One of the biggest problems associated with amphetamine drugs are the frequent and sometimes severe side-effects and disorders that can arise from their use. Everything from memory loss and insomnia to hallucinations, violent behavior, and even organ and neurological damage have been linked to amphetamine use and abuse. One aspect of side-effects that has garnered particular attention in recent years are the dangerous sexual side effects and disorders that can result from amphetamine abuse.
Amphetamine-Induced Sexual Dysfunction
There are a significant number of amphetamine users who consider the drug a sexual stimulant, or “aphrodisiac”. However, while it is true that amphetamines can increase sexual desire, they also cause significant sexual issues, including sexual dysfunction. This is due to a number of factors, however the two most prominent reasons for sexual dysfunction in amphetamine users is the reduced blood flow to sexual organs, as well as damage to the function of neurotransmitters in the individual’s brain and nervous system.
Sexual dysfunction can be either short or long-term, depending on a number of factors which include the severity and duration of abuse, the individual’s personal chemistry, and other lifestyle considerations such as nutrition.
Signs and Symptoms of Amphetamine-induced Sexual Disorders
The most obvious symptoms of amphetamine-induced sexual disorders come from the fact that the individual is either unwilling or unable to perform sexual acts in a way they typically would. The symptoms are often similar to those found in depressed individuals, and in fact depression and amphetamine abuse are often found together.
In the long-term an untreated amphetamine addiction can cause more severe problems, including a complete lack of sexual desire, shrinking or damage to the sexual organs, and an inability to reproduce safely, if at all.

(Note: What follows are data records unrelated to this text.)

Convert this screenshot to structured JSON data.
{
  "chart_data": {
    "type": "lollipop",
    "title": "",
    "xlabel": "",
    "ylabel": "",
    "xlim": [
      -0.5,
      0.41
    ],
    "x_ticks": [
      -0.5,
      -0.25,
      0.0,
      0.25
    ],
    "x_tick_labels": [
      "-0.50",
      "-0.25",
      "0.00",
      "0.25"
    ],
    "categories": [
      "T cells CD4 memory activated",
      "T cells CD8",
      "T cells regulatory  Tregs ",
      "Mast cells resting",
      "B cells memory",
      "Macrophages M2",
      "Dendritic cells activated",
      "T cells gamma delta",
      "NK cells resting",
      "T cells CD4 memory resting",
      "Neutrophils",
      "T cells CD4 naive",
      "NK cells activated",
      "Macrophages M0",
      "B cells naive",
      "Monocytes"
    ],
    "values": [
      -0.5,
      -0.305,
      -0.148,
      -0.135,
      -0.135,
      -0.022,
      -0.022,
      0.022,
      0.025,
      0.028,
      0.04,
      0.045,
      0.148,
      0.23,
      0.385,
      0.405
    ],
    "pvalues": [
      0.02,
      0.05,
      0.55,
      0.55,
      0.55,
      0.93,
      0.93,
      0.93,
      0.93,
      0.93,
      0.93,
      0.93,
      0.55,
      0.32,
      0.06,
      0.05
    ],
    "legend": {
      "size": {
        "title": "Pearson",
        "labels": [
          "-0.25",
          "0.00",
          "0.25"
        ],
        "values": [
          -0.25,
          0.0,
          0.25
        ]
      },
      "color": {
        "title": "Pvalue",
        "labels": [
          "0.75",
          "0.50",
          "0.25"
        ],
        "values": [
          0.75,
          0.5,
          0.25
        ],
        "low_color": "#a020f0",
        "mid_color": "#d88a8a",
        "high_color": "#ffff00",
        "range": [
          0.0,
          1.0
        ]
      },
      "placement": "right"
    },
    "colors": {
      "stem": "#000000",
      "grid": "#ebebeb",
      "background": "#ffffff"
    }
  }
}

The potential severity of sexual disorders related to amphetamine abuse make treatment particularly important.
Getting Help for Amphetamine Addiction
While amphetamine addiction can cause a number of serious sexual disorders, the good news is that it can be treated under the proper supervision. Amphetamine recovery often requires active monitoring by a professionally-trained staff, particularly because the withdrawal symptoms can be severe and potentially life-threatening. In addition, the desire to use amphetamines during the withdrawal period are particularly powerful, and active monitoring and counseling by a professional medical staff can help ensure that the individual does not relapse into addiction.
According to Recovery.org, amphetamine addicts that have sexual disorders as a side-effect often find that those disorders diminish or disappear completely over time. The amount of time varies on how soon the individual gets medical attention, the quality of the treatment they receive, and the individual’s willingness to stick to the recovery plan.